If mathematics is universally understood, why do all those people keep coming to me for help?! Seriously, all languages are about equally tough to learn - they're just tough in different places. Chinese has lexical tone (different pitch = different word), not to mention a writing system with about 20,000 symbols to master to be a fluent reader. Most European languages have masculine and feminine genders, which determine adjective agreement (French un maison blanc 'a white (masc.) house (masc.)' vs. une serviette blanche 'a white (fem.) napkin (fem.)'), and German has three genders, not to mention four cases depending on whether a noun is subject, direct object, indirect object, or possessed; there are Bantu languages with ten gender-like categories (they're called noun classes or agreement classes). Chukchi, spoken in Kamchatka, has infixes along with its prefixes and suffixes. I could go on, and on, and on... Even with English spelling there's a good deal less chaos than people think. Take that word chaos: it is a sight word, to be sure, but a student who needs to be able to read it probably also is far enough along to need to know chemistry and chorus and chasm and chronology and chiropractor - oh, and orchestra and orchid (which, by the way, comes from the Greek for 'testicle') - and to pull these all together under the heading "Words that English swiped from Greek". And such a student is better equipped to deal, when they come along, with the likes of Chimera in Greek mythology and chiton from either Greek art or entomology.

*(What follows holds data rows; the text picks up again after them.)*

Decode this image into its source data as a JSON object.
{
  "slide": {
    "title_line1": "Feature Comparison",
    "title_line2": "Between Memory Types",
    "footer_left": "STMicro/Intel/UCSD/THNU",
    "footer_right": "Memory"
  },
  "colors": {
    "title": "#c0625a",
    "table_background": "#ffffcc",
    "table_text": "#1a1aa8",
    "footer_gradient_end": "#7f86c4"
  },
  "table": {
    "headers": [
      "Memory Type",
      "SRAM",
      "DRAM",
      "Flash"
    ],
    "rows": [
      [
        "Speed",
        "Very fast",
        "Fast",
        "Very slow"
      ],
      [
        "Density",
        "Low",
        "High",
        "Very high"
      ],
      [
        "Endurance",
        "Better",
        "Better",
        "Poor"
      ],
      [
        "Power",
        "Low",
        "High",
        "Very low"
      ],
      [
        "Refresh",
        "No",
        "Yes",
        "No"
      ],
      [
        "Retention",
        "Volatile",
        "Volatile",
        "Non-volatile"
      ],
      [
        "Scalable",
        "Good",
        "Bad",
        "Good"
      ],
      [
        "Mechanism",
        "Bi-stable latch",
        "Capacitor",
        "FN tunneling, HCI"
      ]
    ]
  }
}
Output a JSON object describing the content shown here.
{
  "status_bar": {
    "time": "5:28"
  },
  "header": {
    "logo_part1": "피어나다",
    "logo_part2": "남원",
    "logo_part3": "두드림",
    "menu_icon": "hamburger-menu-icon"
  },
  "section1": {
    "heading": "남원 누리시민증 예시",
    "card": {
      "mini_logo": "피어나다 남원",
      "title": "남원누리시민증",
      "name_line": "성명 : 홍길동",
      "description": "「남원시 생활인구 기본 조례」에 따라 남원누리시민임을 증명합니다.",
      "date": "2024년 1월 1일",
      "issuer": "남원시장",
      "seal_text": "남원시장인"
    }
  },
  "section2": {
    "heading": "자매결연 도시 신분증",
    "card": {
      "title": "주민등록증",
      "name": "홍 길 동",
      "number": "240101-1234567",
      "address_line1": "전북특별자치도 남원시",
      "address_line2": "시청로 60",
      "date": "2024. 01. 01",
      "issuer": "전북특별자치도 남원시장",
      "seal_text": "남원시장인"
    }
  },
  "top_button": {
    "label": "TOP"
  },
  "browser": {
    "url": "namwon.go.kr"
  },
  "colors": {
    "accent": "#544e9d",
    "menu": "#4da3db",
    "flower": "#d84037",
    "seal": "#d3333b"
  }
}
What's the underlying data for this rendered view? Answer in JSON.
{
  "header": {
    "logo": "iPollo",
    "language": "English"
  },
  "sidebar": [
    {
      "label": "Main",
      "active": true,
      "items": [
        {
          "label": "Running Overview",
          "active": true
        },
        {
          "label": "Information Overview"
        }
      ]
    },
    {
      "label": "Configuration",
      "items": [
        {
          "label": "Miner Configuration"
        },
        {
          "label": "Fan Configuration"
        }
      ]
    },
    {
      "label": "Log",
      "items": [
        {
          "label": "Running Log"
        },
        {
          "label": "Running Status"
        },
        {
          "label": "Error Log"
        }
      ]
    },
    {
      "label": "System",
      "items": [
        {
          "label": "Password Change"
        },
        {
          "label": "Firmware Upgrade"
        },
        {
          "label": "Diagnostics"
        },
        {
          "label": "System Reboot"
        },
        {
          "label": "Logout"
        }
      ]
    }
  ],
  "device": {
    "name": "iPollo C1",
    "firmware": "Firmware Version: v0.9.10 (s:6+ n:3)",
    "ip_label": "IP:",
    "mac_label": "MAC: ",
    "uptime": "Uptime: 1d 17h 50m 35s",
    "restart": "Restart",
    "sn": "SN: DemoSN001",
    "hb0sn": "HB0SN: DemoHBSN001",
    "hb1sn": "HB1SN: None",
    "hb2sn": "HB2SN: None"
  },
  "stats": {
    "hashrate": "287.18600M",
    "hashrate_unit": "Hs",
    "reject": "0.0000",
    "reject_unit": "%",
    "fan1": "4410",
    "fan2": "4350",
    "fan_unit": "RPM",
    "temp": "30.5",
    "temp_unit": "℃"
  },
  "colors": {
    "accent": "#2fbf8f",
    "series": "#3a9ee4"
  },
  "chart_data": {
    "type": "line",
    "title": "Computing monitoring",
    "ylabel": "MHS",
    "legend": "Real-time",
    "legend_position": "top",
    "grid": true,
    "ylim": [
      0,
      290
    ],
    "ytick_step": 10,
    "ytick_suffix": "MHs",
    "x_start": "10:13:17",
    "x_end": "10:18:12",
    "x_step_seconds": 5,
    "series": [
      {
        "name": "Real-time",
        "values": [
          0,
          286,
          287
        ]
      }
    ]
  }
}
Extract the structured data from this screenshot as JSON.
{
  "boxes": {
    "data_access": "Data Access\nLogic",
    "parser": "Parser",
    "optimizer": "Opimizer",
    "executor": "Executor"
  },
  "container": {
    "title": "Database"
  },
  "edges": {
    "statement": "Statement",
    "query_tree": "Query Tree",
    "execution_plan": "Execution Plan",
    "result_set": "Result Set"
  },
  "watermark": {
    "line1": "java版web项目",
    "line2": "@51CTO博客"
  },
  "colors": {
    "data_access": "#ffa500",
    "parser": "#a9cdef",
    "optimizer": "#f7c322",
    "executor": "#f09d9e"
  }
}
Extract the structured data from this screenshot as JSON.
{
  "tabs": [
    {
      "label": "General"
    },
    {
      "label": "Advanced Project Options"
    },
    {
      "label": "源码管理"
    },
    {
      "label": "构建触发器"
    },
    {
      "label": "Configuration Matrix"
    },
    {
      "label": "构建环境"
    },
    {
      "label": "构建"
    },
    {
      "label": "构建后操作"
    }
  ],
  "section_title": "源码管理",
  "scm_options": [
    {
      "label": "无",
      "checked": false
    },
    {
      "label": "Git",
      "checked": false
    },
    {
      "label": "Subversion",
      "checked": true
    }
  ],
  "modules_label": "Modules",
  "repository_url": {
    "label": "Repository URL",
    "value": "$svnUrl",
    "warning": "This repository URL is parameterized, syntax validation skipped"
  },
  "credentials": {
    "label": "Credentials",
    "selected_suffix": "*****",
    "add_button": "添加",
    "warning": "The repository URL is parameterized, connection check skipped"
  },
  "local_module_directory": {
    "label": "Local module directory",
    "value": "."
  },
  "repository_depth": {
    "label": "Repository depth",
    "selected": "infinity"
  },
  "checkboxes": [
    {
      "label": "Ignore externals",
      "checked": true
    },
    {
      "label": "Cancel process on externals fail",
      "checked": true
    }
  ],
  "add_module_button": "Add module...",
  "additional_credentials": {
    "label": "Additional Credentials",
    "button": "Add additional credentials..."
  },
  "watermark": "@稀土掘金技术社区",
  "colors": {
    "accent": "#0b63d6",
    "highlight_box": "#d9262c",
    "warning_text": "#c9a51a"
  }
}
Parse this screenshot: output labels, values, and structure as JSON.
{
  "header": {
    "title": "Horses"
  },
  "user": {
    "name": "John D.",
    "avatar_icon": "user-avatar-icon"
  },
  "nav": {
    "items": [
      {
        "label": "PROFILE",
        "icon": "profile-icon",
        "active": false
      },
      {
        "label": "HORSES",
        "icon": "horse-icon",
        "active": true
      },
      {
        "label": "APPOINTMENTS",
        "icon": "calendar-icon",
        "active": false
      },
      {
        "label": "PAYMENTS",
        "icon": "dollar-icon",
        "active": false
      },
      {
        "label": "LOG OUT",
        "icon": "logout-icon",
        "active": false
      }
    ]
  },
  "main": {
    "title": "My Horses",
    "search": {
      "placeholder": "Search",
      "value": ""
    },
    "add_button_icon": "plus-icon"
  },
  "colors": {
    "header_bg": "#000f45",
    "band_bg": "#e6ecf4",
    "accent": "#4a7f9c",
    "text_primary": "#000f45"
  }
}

The digital root is adding up the digits in a number until you end up with a one digit number: 732 would be 7+3+2 = 12, you have to keep going (1+2=3) until you have a single digit number. With this number you can now develop new patterns and write new math rules for large numbers based on their digital root patterns. I think the best known is the rule for division by 3 - you can see if any number, no matter how large, can be divided equally by 3 by finding the digital root, if it is divisible by 3 (3,6,9) then the large number is divisible by 3.

Ha, I figured it out (I think). It is like when you figure out your numerology number to find your fortune (or whatever), and you add your birth day, month, and year, and come up with a one digit number. July 7, 1956 would be 7+7+1+9+5+6= 35 and then you reduce 35 to 3+5=8. So now what do I do with the digital root, now that I can compute it? I too, am thankful I work with the little kiddos! Advanced math is not my strong point!

To put it in baseball terms, cheeryteacher, I was teeing off on a high outside pitch. I'm Multitudinous because "teacher groupie" describes me rather nearly: my posting is the electronic version of hanging around after school and begging to get to erase the blackboard, pleeeeease?? Ridiculous, yes, but I'm hooked.